Nate ‘Mister’ Miller, Former WBA Cruiserweight Champ Unbeatable In Philly
Interview by Ken Hissner (April 30, 2008) Doghouse Boxing  
I recently met Nate 'Mister' Miller, 31-9 (27), at the legendary Blue Horizon. He looked like he could step back into the ring today! The former WBA cruiserweight champ who went 22-0 in Philly rings had some interesting things to say.

KEN HISSNER: Nate, what kind of amateur background did you have?

NATE MILLER: I was the Pennsylvania 1986 state champion, and turned pro that year.

KH: Who were your trainer and manager?

I was trained by Eugene Pearson and Stan Williams. Williams also managed me.

KH: You won your first 13 fights and had some good competition. You beat former amateur champs Dawud Shaw and Woody Clark. Most of your fights were in Philly, including over a dozen at the Blue Horizon.

Yes, I was 22-0 in Philly. I had more than half of them at the Blue.

KH: Your first fight out of town was really out of town in France. It was also your first loss. You fought France’s Boubaker Sanogo (7-2-1 at the time) in October of 1988.

I had a point deducted in the third round and lost by a point.

KH: You returned to Philly and start a five-fight winning streak over some good opponents like Bert Cooper (20-3), Andre McCall (14-3-1) and Michael Greer (41-10-3).

I won the NABF title in stopping Cooper. In the McCall fight, I had my jaw broken in the third round. I hung in there and stopped him in the 7th.

KH: You would then lose your NABF title to James Warring (10-1) who would win the vacant IBF cruiserweight title in his next fight.

I was down in the first round and was seeing stars for the remainder of the fight.

KH: You lost that fight by one and two points probably due to your knockdown. You came back and got a USBA title bout with future IBF champ Al Cole (16-1).

NM: Oh yeah, Al Cole. He had that herkey-jerkey style of his. That was our first fight.

KH: You score a couple of seventh round knockouts including previously unbeaten Jade Scott (14-1). Then you are matched with former WBA cruiser champ Dwight Qawi (39-9-1) at the Blue Horizon.

He moved like a bee. I couldn’t catch up with him though winning the decision.

KH: After winning 5 straight you meet Al Cole again, but for his IBF title this time.

Yes and the outcome was the same. I lost another 12 round decision.

KH: That was in July of 1994. You score a couple knockouts and win the title stopping Orlin Norris (48-5), in London for his WBA title in July of 1995.

It was jubilation like you never felt before.

KH: You make four successful title defenses in 1996 and 1997, all by knockout. In November of 1997 you lose your title on a close decision to Frenchman Fabrice Tiozzo (37-1), the former WBC light heavyweight champ.

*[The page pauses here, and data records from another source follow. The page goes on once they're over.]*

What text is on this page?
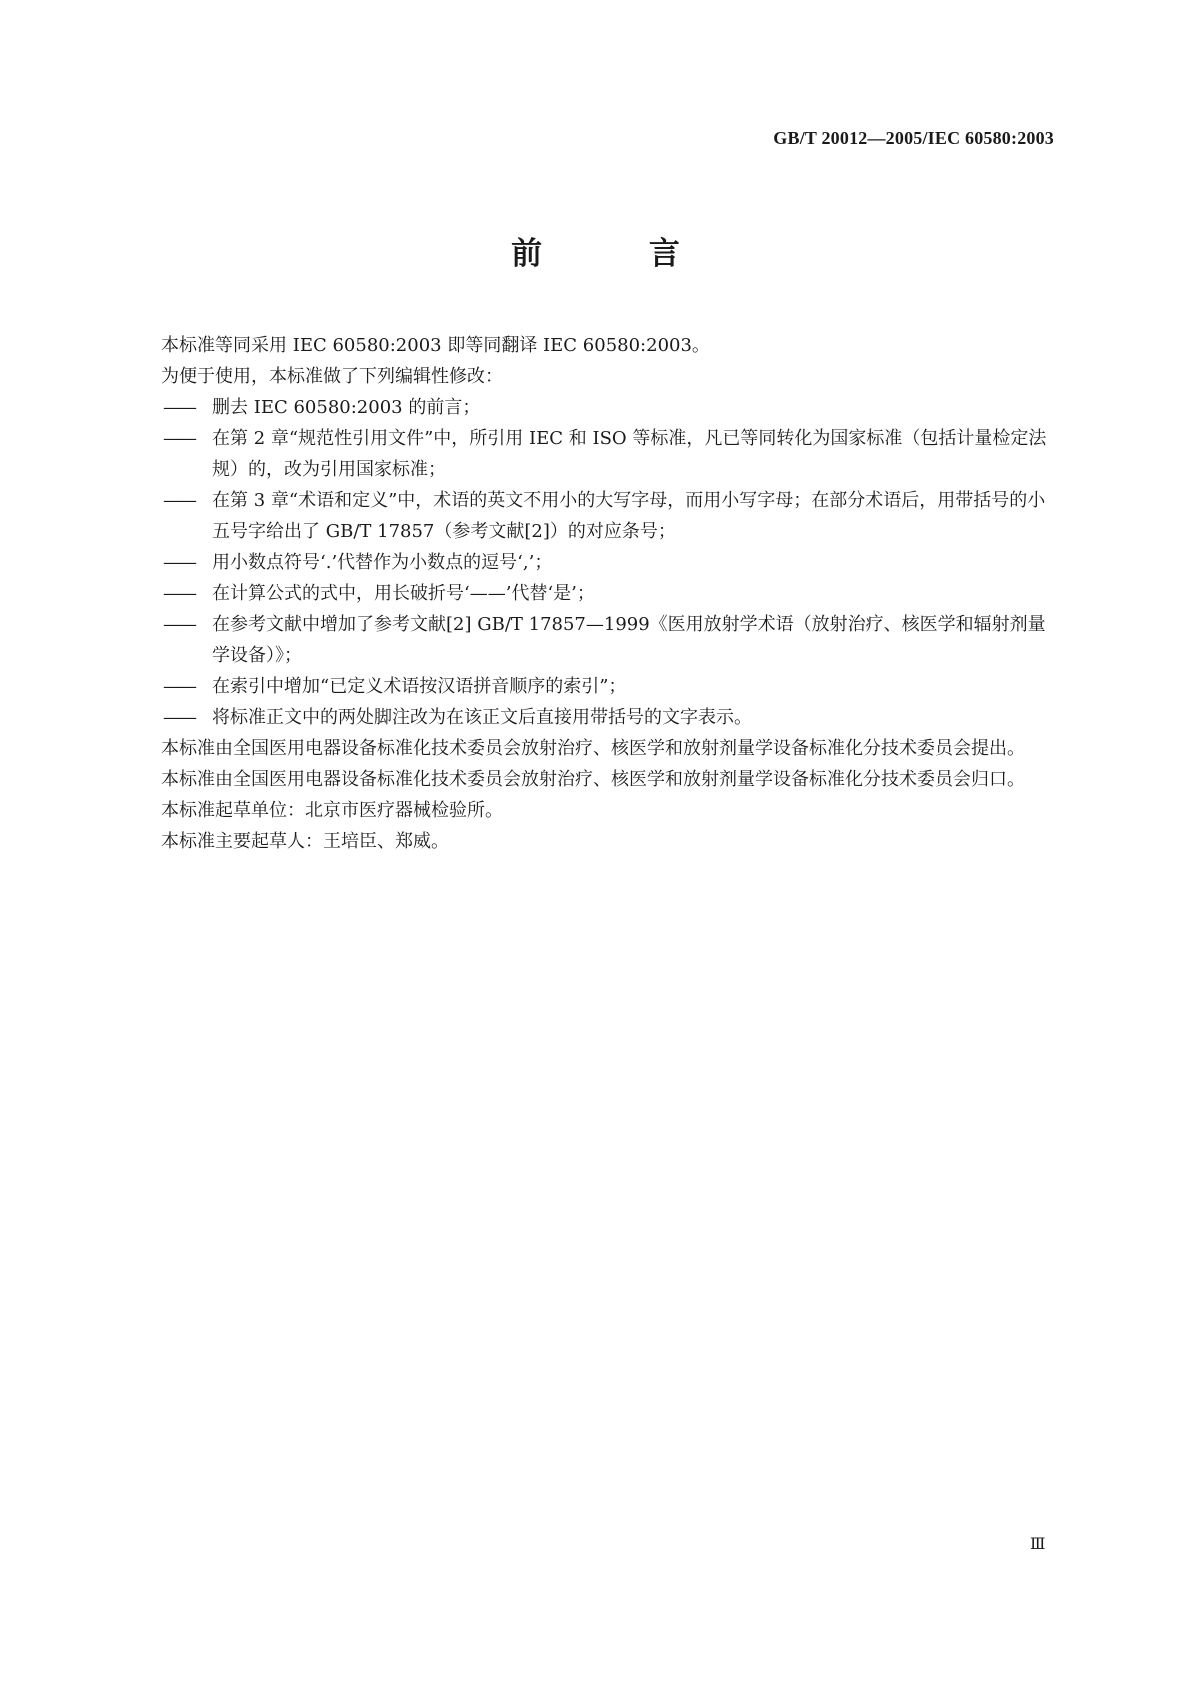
GB/T 20012—2005/IEC 60580:2003
前 言

本标准等同采用 IEC 60580:2003 即等同翻译 IEC 60580:2003。

为便于使用，本标准做了下列编辑性修改：

—— 删去 IEC 60580:2003 的前言；

—— 在第 2 章“规范性引用文件”中，所引用 IEC 和 ISO 等标准，凡已等同转化为国家标准（包括计量检定法规）的，改为引用国家标准；

—— 在第 3 章“术语和定义”中，术语的英文不用小的大写字母，而用小写字母；在部分术语后，用带括号的小五号字给出了 GB/T 17857（参考文献[2]）的对应条号；

—— 用小数点符号‘.’代替作为小数点的逗号‘,’；

—— 在计算公式的式中，用长破折号‘——’代替‘是’；

—— 在参考文献中增加了参考文献[2] GB/T 17857—1999《医用放射学术语（放射治疗、核医学和辐射剂量学设备）》；

—— 在索引中增加“已定义术语按汉语拼音顺序的索引”；

—— 将标准正文中的两处脚注改为在该正文后直接用带括号的文字表示。

本标准由全国医用电器设备标准化技术委员会放射治疗、核医学和放射剂量学设备标准化分技术委员会提出。

本标准由全国医用电器设备标准化技术委员会放射治疗、核医学和放射剂量学设备标准化分技术委员会归口。

本标准起草单位：北京市医疗器械检验所。

本标准主要起草人：王培臣、郑威。

Ⅲ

This fight was in Las Vegas and two of the judges had it by two points (Judge Fernando Viso had Tiozzo ahead by six points).

KH: You lose in a rematch with Orlin Norris for the IBA super cruiserweight title and to Thomas Hearns (58-4-1) for the IBO cruiserweight title. The Hearns match was in the UK.

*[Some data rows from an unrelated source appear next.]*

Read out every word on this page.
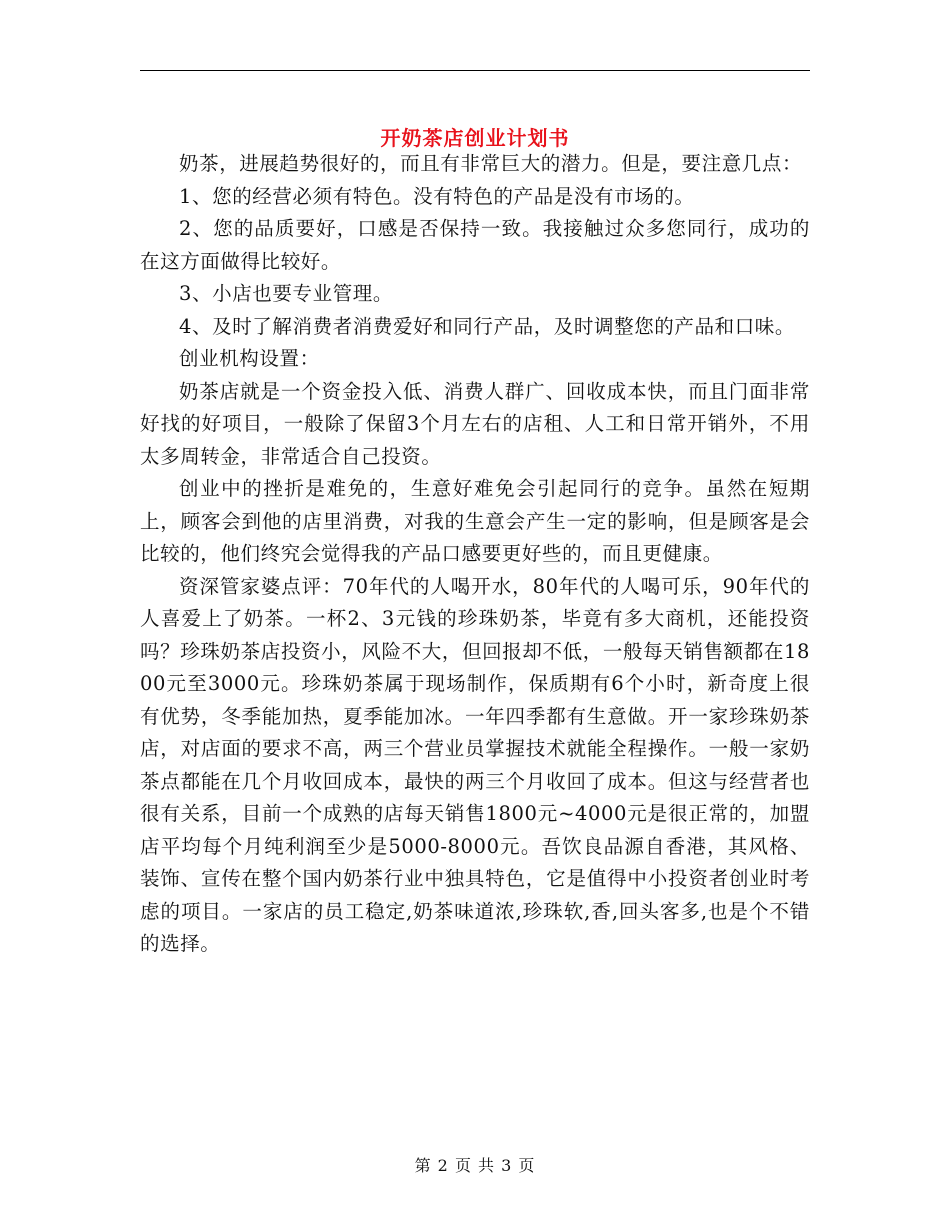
开奶茶店创业计划书

奶茶，进展趋势很好的，而且有非常巨大的潜力。但是，要注意几点：

1、您的经营必须有特色。没有特色的产品是没有市场的。

2、您的品质要好，口感是否保持一致。我接触过众多您同行，成功的在这方面做得比较好。

3、小店也要专业管理。

4、及时了解消费者消费爱好和同行产品，及时调整您的产品和口味。

创业机构设置：

奶茶店就是一个资金投入低、消费人群广、回收成本快，而且门面非常好找的好项目，一般除了保留3个月左右的店租、人工和日常开销外，不用太多周转金，非常适合自己投资。

创业中的挫折是难免的，生意好难免会引起同行的竞争。虽然在短期上，顾客会到他的店里消费，对我的生意会产生一定的影响，但是顾客是会比较的，他们终究会觉得我的产品口感要更好些的，而且更健康。

资深管家婆点评：70年代的人喝开水，80年代的人喝可乐，90年代的人喜爱上了奶茶。一杯2、3元钱的珍珠奶茶，毕竟有多大商机，还能投资吗？珍珠奶茶店投资小，风险不大，但回报却不低，一般每天销售额都在1800元至3000元。珍珠奶茶属于现场制作，保质期有6个小时，新奇度上很有优势，冬季能加热，夏季能加冰。一年四季都有生意做。开一家珍珠奶茶店，对店面的要求不高，两三个营业员掌握技术就能全程操作。一般一家奶茶点都能在几个月收回成本，最快的两三个月收回了成本。但这与经营者也很有关系，目前一个成熟的店每天销售1800元~4000元是很正常的，加盟店平均每个月纯利润至少是5000-8000元。吾饮良品源自香港，其风格、装饰、宣传在整个国内奶茶行业中独具特色，它是值得中小投资者创业时考虑的项目。一家店的员工稳定,奶茶味道浓,珍珠软,香,回头客多,也是个不错的选择。

第 2 页 共 3 页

Hearns had a hard jab. We had trouble getting paid in the UK but did.

KH: Next fight is in Philly at Fairmont Park stopping Exum Speight in the first.

That promoter never paid me.

KH: In March of 2000, you go to Denmark and lose to Tue Bjorn Thomsen (18-0).

There was no way I was going to get a decision over there.

KH: Your last fight was in Italy losing to Vincenzo Rossitto (19-0) in 10 rounds. This brings your final record to 31-9, with 27 knockouts, and never stopped.

Once again, a fight I never got paid for. Overall, I had a good time in the game.

KH: Have you ever had any plans to train fighters?

Next month in Bristol (Pennsylvania) The Warriors Gym will be adding boxing to their Brazilian Jiu-Jitsu. Pat Sabatini is the owner and his son Pat, Jr., a world champion, will run the gym. I will be brought in to teach boxing. I look forward to it.